Пошлость распространяется не только на суждения о повадках героя биографии
[10], она простодушно объемлет всё и вся. Вот притча, извлеченная из старого анекдота: «Однажды на приеме встретились Чарли Чаплин и Альберт Эйнштейн. „Вы великий человек, — сказал Эйнштейн своему визави, — ваши фильмы понимают все в мире”. — „Это вы великий человек… — ответил Чаплин <…> — вашу теорию относительности не понимает никто”. Чаплин и Эйнштейн — д в а п о л ю с а с в е р х у с п е ш н о с т и, д в е р а д и к а- л ь н ы е с т р а т е г и и» (разрядка моя. —И. Р.). Авторы плохо соображают, что они сказали, но сказали то, что думали: «непонятность» теории относительности — просчитанный кунштюк для достижения славы в людской молве. Ох, права Варвара Бабицкая с ироническим рецептом для сочинителей подобных биографий: «…побольше житейской мудрости.
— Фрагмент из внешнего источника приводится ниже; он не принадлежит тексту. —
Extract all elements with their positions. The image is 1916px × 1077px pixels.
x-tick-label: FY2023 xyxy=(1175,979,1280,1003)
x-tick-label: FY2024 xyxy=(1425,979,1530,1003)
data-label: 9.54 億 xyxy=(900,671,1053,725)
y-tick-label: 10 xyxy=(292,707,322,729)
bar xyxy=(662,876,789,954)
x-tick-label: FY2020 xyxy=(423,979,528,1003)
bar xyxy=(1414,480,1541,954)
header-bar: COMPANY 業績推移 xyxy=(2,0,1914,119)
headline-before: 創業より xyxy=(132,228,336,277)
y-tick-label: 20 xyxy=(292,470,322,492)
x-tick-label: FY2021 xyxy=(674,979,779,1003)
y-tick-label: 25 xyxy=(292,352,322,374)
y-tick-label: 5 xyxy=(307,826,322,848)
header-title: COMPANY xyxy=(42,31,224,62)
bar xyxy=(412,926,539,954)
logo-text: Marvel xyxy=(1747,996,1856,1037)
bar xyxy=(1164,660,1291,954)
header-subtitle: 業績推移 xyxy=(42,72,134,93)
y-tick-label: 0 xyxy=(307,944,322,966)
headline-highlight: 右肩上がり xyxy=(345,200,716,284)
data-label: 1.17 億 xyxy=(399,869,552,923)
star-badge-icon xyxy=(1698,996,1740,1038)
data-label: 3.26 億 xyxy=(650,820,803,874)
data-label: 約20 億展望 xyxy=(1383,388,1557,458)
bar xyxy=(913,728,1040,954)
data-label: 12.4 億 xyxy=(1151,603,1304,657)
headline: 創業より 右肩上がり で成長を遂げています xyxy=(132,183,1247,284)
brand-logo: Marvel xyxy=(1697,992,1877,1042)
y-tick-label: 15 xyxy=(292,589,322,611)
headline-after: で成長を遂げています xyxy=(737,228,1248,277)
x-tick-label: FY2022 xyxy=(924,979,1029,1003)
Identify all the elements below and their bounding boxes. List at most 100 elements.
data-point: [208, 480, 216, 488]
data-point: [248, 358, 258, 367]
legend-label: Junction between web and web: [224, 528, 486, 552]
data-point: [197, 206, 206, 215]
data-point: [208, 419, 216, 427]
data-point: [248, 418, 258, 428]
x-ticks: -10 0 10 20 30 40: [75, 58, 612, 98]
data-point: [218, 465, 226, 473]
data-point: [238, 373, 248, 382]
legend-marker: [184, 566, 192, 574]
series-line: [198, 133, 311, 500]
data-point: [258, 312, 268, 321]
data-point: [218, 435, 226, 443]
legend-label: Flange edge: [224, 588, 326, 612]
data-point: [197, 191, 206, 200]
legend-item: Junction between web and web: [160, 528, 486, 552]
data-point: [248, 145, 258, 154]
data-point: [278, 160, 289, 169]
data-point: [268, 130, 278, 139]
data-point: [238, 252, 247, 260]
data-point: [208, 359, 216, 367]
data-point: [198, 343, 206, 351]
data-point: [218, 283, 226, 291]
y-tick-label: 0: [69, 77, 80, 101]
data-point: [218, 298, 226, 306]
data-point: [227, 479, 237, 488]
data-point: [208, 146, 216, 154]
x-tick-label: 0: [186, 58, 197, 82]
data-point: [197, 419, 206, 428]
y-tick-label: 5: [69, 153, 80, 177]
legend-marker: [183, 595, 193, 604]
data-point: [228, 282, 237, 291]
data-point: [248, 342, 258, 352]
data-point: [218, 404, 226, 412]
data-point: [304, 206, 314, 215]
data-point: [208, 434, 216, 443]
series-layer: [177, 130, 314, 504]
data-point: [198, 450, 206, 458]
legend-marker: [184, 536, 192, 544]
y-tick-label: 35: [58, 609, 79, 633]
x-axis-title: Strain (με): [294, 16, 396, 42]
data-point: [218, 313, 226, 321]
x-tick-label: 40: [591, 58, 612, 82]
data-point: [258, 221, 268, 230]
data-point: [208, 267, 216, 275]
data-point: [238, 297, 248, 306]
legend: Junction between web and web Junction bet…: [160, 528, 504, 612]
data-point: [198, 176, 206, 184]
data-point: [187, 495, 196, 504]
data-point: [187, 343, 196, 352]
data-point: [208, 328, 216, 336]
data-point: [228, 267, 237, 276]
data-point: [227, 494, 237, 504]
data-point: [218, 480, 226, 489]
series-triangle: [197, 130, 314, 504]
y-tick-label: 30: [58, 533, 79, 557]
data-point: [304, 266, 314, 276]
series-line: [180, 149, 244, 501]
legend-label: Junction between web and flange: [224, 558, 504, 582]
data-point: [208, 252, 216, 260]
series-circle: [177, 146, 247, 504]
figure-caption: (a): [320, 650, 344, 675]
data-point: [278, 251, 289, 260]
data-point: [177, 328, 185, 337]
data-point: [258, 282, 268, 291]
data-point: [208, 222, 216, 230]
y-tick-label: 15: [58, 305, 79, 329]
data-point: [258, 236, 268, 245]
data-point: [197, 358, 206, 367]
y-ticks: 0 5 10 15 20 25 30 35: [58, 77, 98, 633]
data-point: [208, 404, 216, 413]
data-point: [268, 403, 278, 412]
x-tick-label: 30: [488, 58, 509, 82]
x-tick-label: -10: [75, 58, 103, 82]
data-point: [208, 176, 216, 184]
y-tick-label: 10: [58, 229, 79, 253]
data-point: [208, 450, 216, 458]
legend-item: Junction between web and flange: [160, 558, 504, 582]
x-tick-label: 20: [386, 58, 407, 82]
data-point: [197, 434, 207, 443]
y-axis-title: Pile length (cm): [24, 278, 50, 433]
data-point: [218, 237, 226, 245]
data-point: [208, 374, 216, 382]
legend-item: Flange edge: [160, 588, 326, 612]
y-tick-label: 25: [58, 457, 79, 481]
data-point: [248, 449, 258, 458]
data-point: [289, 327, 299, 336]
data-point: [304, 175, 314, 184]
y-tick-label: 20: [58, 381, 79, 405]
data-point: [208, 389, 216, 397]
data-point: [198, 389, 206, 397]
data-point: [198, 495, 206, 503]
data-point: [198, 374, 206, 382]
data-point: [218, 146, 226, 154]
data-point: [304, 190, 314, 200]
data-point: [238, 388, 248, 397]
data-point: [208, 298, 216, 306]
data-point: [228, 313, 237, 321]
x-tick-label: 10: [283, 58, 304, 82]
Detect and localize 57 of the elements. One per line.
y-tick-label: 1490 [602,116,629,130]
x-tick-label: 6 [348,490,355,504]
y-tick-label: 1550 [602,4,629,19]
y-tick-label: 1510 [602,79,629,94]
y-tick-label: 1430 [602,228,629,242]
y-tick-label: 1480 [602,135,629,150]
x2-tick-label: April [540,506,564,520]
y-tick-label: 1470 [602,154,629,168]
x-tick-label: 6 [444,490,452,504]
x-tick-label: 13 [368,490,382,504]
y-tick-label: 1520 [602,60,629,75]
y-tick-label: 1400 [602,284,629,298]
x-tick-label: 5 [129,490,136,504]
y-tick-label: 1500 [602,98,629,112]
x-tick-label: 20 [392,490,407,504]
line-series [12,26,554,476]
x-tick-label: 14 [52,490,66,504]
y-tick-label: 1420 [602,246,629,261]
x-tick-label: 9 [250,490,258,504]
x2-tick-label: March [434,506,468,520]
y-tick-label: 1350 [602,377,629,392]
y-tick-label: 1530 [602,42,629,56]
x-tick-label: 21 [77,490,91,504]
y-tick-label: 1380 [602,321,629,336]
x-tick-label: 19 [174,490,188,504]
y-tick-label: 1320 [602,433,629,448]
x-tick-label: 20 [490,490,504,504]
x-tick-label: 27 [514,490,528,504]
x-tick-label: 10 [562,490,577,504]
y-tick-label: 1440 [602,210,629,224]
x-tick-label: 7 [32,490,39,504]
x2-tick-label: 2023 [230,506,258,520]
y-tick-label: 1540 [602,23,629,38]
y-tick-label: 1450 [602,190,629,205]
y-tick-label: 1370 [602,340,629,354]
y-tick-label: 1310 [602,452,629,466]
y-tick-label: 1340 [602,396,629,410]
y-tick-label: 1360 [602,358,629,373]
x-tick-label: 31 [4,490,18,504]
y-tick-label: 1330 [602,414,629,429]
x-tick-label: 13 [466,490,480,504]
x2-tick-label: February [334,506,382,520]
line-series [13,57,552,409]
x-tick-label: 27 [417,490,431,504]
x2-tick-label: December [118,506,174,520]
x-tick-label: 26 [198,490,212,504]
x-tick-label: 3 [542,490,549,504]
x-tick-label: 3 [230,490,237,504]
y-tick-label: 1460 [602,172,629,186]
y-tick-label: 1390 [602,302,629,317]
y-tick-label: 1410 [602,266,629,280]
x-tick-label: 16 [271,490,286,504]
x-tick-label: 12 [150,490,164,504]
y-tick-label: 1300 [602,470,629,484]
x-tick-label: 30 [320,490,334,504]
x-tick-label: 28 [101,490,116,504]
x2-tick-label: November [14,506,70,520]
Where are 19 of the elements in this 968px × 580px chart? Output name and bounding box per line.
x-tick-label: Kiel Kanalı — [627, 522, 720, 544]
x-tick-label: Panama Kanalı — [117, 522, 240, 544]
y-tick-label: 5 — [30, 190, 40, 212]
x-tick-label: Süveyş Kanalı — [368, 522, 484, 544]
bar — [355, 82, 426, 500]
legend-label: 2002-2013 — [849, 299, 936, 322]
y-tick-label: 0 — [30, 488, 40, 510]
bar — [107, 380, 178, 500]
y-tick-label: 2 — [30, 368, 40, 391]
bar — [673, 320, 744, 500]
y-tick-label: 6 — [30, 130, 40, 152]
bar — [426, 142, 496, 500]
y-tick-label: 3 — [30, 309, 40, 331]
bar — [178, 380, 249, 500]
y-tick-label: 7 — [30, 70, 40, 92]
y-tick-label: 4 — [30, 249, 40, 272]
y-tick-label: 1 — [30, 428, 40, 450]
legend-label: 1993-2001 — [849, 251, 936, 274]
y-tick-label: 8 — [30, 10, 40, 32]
Чем более примитивной или низменной выглядит мотивация героя в авторской трактовке, тем более она правдоподобна — так учит житейская мудрость».К немногому интересному, что удается найти в «Поколении пустоты», относится главка о Владимире Набокове как ориентире для Пелевина. До биографов это замечали и другие (например, помянутый А. Балод в игровом словаре к роману о вампирах). Роль Набокова, думаю, в биографии преувеличена. Для Пелевина имя автора «Лолиты» — бренд, обыгрываемый в числе других модных брендов нашего времени (а случается — источник фабульных положений: в «Снафе» связь немолодого толстяка Дамилолы Карпова и вечно юной женщины-андроида Каи отсылает к ситуации «Камеры-обскуры» даже скорей, чем к «Лолите»). Но в одном отношении Пелевин действительно близок к мэтру. Он — эстет и выносит оценки существующему по эстетическому критерию, вслед за К. Леонтьевым и В. Набоковым. Слово
poshlostнигде не прописано у него ни латиницей, ни кириллицей, но по сути возведено в определяющий экзистенциал века сего. И об этом как о гигантской Мерзости — роман «Снаф».